Carlos tüm kitapları toplar ve deniz kenarında bir arsa satın alır. Eser, bu yangından sonra daha da ilginçleşir. Carlos tüm bu kitapları kendine bir ev yaptırmak için kullanır. Çimento ve kitaptan oluşan bir ev düşünün. Duvarları önceden okuduğunuz, okumadığınız, size hediye gelen kitaplarla örülmüş bir kâğıttan ev.
“Hâlâ benim arkadaşım onlar. Kışın üzerimi örtüyor, yazın gölge yaratıyorlar. Beni rüzgârlardan koruyorlar. Kitaplar benim evim.” (s. 66)

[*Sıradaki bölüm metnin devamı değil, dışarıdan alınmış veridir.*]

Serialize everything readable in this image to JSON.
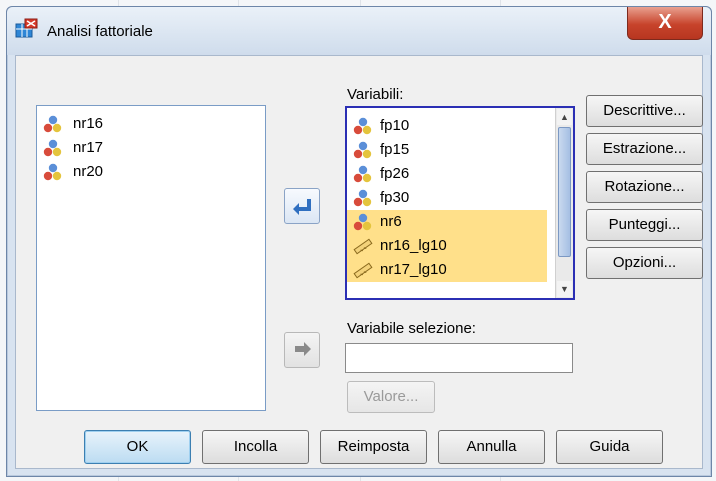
{
  "window": {
    "title": "Analisi fattoriale",
    "close_glyph": "X"
  },
  "source_list": {
    "items": [
      {
        "label": "nr16",
        "icon": "nominal-variable-icon"
      },
      {
        "label": "nr17",
        "icon": "nominal-variable-icon"
      },
      {
        "label": "nr20",
        "icon": "nominal-variable-icon"
      }
    ]
  },
  "variables": {
    "label": "Variabili:",
    "items": [
      {
        "label": "fp10",
        "icon": "nominal-variable-icon",
        "selected": false
      },
      {
        "label": "fp15",
        "icon": "nominal-variable-icon",
        "selected": false
      },
      {
        "label": "fp26",
        "icon": "nominal-variable-icon",
        "selected": false
      },
      {
        "label": "fp30",
        "icon": "nominal-variable-icon",
        "selected": false
      },
      {
        "label": "nr6",
        "icon": "nominal-variable-icon",
        "selected": true
      },
      {
        "label": "nr16_lg10",
        "icon": "scale-variable-icon",
        "selected": true
      },
      {
        "label": "nr17_lg10",
        "icon": "scale-variable-icon",
        "selected": true
      }
    ]
  },
  "selection_variable": {
    "label": "Variabile selezione:",
    "value": ""
  },
  "value_button": "Valore...",
  "side_buttons": {
    "descriptives": "Descrittive...",
    "extraction": "Estrazione...",
    "rotation": "Rotazione...",
    "scores": "Punteggi...",
    "options": "Opzioni..."
  },
  "bottom_buttons": {
    "ok": "OK",
    "paste": "Incolla",
    "reset": "Reimposta",
    "cancel": "Annulla",
    "help": "Guida"
  },
  "colors": {
    "selection_highlight": "#ffe08a",
    "arrow_active": "#2f6fc0",
    "close_button": "#c7432b"
  }
}
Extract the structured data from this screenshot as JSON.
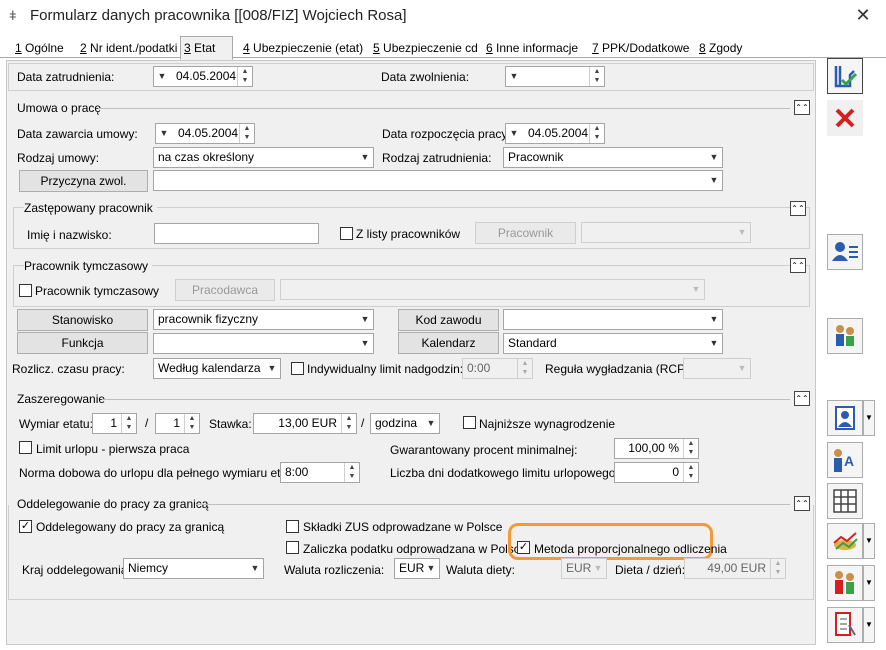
{
  "window": {
    "title": "Formularz danych pracownika [[008/FIZ] Wojciech Rosa]",
    "close": "✕"
  },
  "tabs": [
    {
      "num": "1",
      "label": " Ogólne"
    },
    {
      "num": "2",
      "label": " Nr ident./podatki"
    },
    {
      "num": "3",
      "label": " Etat"
    },
    {
      "num": "4",
      "label": " Ubezpieczenie (etat)"
    },
    {
      "num": "5",
      "label": " Ubezpieczenie cd"
    },
    {
      "num": "6",
      "label": " Inne informacje"
    },
    {
      "num": "7",
      "label": " PPK/Dodatkowe"
    },
    {
      "num": "8",
      "label": " Zgody"
    }
  ],
  "top": {
    "data_zatrudnienia_label": "Data zatrudnienia:",
    "data_zatrudnienia": "04.05.2004",
    "data_zwolnienia_label": "Data zwolnienia:",
    "data_zwolnienia": ""
  },
  "umowa": {
    "title": "Umowa o pracę",
    "data_zawarcia_label": "Data zawarcia umowy:",
    "data_zawarcia": "04.05.2004",
    "data_rozpoczecia_label": "Data rozpoczęcia pracy:",
    "data_rozpoczecia": "04.05.2004",
    "rodzaj_umowy_label": "Rodzaj umowy:",
    "rodzaj_umowy": "na czas określony",
    "rodzaj_zatrudnienia_label": "Rodzaj zatrudnienia:",
    "rodzaj_zatrudnienia": "Pracownik",
    "przyczyna_btn": "Przyczyna zwol.",
    "przyczyna": ""
  },
  "zastepowany": {
    "title": "Zastępowany pracownik",
    "imie_label": "Imię i nazwisko:",
    "imie": "",
    "z_listy_label": "Z listy pracowników",
    "pracownik_btn": "Pracownik"
  },
  "tymczasowy": {
    "title": "Pracownik tymczasowy",
    "chk_label": "Pracownik tymczasowy",
    "pracodawca_btn": "Pracodawca"
  },
  "stanowisko": {
    "stanowisko_btn": "Stanowisko",
    "stanowisko": "pracownik fizyczny",
    "kod_btn": "Kod zawodu",
    "kod": "",
    "funkcja_btn": "Funkcja",
    "funkcja": "",
    "kalendarz_btn": "Kalendarz",
    "kalendarz": "Standard",
    "rozlicz_label": "Rozlicz. czasu pracy:",
    "rozlicz": "Według kalendarza",
    "indywidualny_label": "Indywidualny limit nadgodzin:",
    "indywidualny": "0:00",
    "regula_label": "Reguła wygładzania (RCP):"
  },
  "zaszeregowanie": {
    "title": "Zaszeregowanie",
    "wymiar_label": "Wymiar etatu:",
    "wymiar_licznik": "1",
    "slash": "/",
    "wymiar_mianownik": "1",
    "stawka_label": "Stawka:",
    "stawka": "13,00 EUR",
    "slash2": "/",
    "jednostka": "godzina",
    "najnizsze_label": "Najniższe wynagrodzenie",
    "limit_label": "Limit urlopu - pierwsza praca",
    "gwarantowany_label": "Gwarantowany procent minimalnej:",
    "gwarantowany": "100,00 %",
    "norma_label": "Norma dobowa do urlopu dla pełnego wymiaru etatu:",
    "norma": "8:00",
    "liczba_dni_label": "Liczba dni dodatkowego limitu urlopowego:",
    "liczba_dni": "0"
  },
  "oddelegowanie": {
    "title": "Oddelegowanie do pracy za granicą",
    "oddelegowany_label": "Oddelegowany do pracy za granicą",
    "skladki_label": "Składki ZUS odprowadzane w Polsce",
    "zaliczka_label": "Zaliczka podatku odprowadzana w Polsce",
    "metoda_label": "Metoda proporcjonalnego odliczenia",
    "kraj_label": "Kraj oddelegowania:",
    "kraj": "Niemcy",
    "waluta_rozl_label": "Waluta rozliczenia:",
    "waluta_rozl": "EUR",
    "waluta_diety_label": "Waluta diety:",
    "waluta_diety": "EUR",
    "dieta_label": "Dieta / dzień:",
    "dieta": "49,00 EUR"
  },
  "colors": {
    "accent": "#f39a37",
    "save": "#2a5db0",
    "cancel": "#d62020"
  }
}
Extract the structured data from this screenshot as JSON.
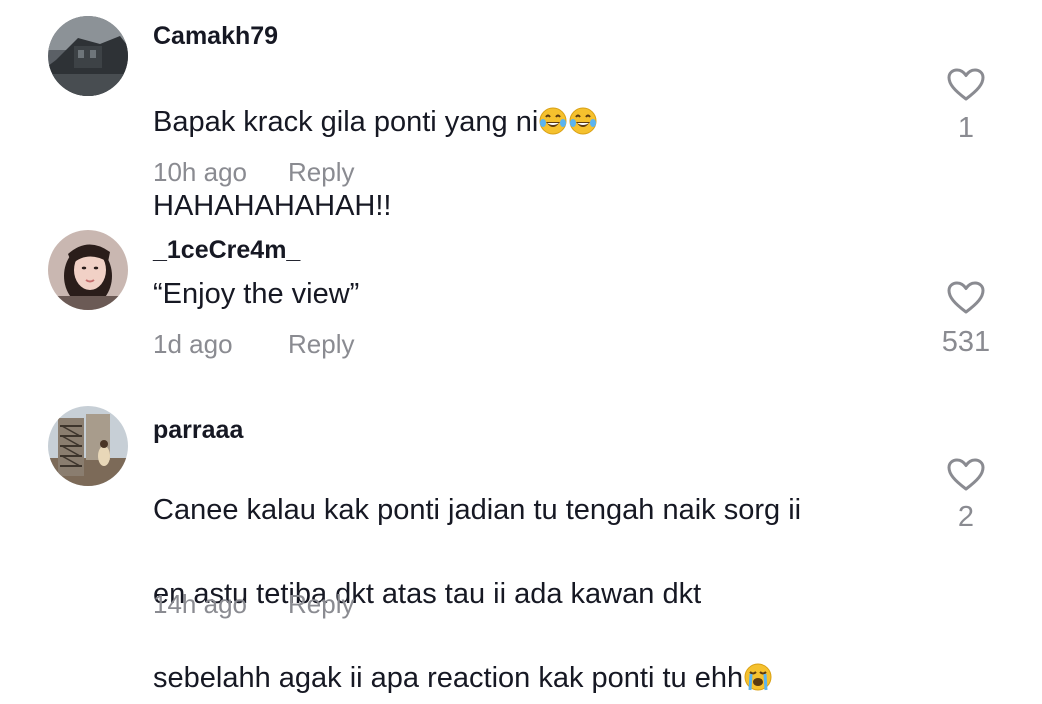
{
  "comments": [
    {
      "username": "Camakh79",
      "text": "Bapak krack gila ponti yang ni",
      "text_line2": "HAHAHAHAHAH!!",
      "emojis": [
        "face-with-tears-of-joy-emoji",
        "face-with-tears-of-joy-emoji"
      ],
      "time": "10h ago",
      "reply_label": "Reply",
      "likes": "1"
    },
    {
      "username": "_1ceCre4m_",
      "text": "“Enjoy the view”",
      "time": "1d ago",
      "reply_label": "Reply",
      "likes": "531"
    },
    {
      "username": "parraaa",
      "text_line1": "Canee kalau kak ponti jadian tu tengah naik sorg ii",
      "text_line2": "en astu tetiba dkt atas tau ii ada kawan dkt",
      "text_line3": "sebelahh agak ii apa reaction kak ponti tu ehh",
      "emojis": [
        "loudly-crying-face-emoji"
      ],
      "time": "14h ago",
      "reply_label": "Reply",
      "likes": "2"
    }
  ],
  "colors": {
    "text": "#161823",
    "muted": "#8a8b91",
    "icon": "#8a8b91"
  }
}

Bu satırlardan sonra Bluma gelen kitabın aslında bu evin bir parçası olduğunu anlarız. Bluma, yazdığı tez için Carlos’a hediye ettiği kitaba ihtiyacı olduğunu yazar. Bunun üzerine Carlos evinin duvarlarını tek tek yıkarak kitabı bulur ve gönderir.
Konu bakımından ilginç olan bu eserin konuyu bu şekilde okuyucuya sunması onu daha da ilginçleştirir. Eserin başında her ayrıntı detaylıca anlatılırken son sayfaya geldiğimizde aklımızda soru işaretleri kalabilir. Okuduğumuz bir aşk hikâyesi mi yoksa bir dostluk hikâyesi mi ya da tamamen tesadüflerle dolu bir hikâye mi? Tüm bu soruların cevabını okuyucu kendisi verir. Aslında eserin güzel bir kısmı da budur. Her okuyucu kendi sonunu yazabilir.
Kâğıt Ev, bir adamın kitap tutkusuyla hayatını nasıl şekillendirdiğini anlatır. Kitap okuyan birinden kitaplarla kendine duvarlar örüp hayattan tamamen soyutlanan birine dönüşümü okuduğumuz bu eser de fazlalığın, dengeyi kuramamanın ne kadar büyük bir sorun olduğunu görürüz. Kitap sayımızı gözden geçirmemizi sağlayan bu eseri okuması için herkese tavsiye ediyoruz!
Domînguez, Carlos Marîa. Kâğıt Ev. Jaguar Kitap: İstanbul, 2022.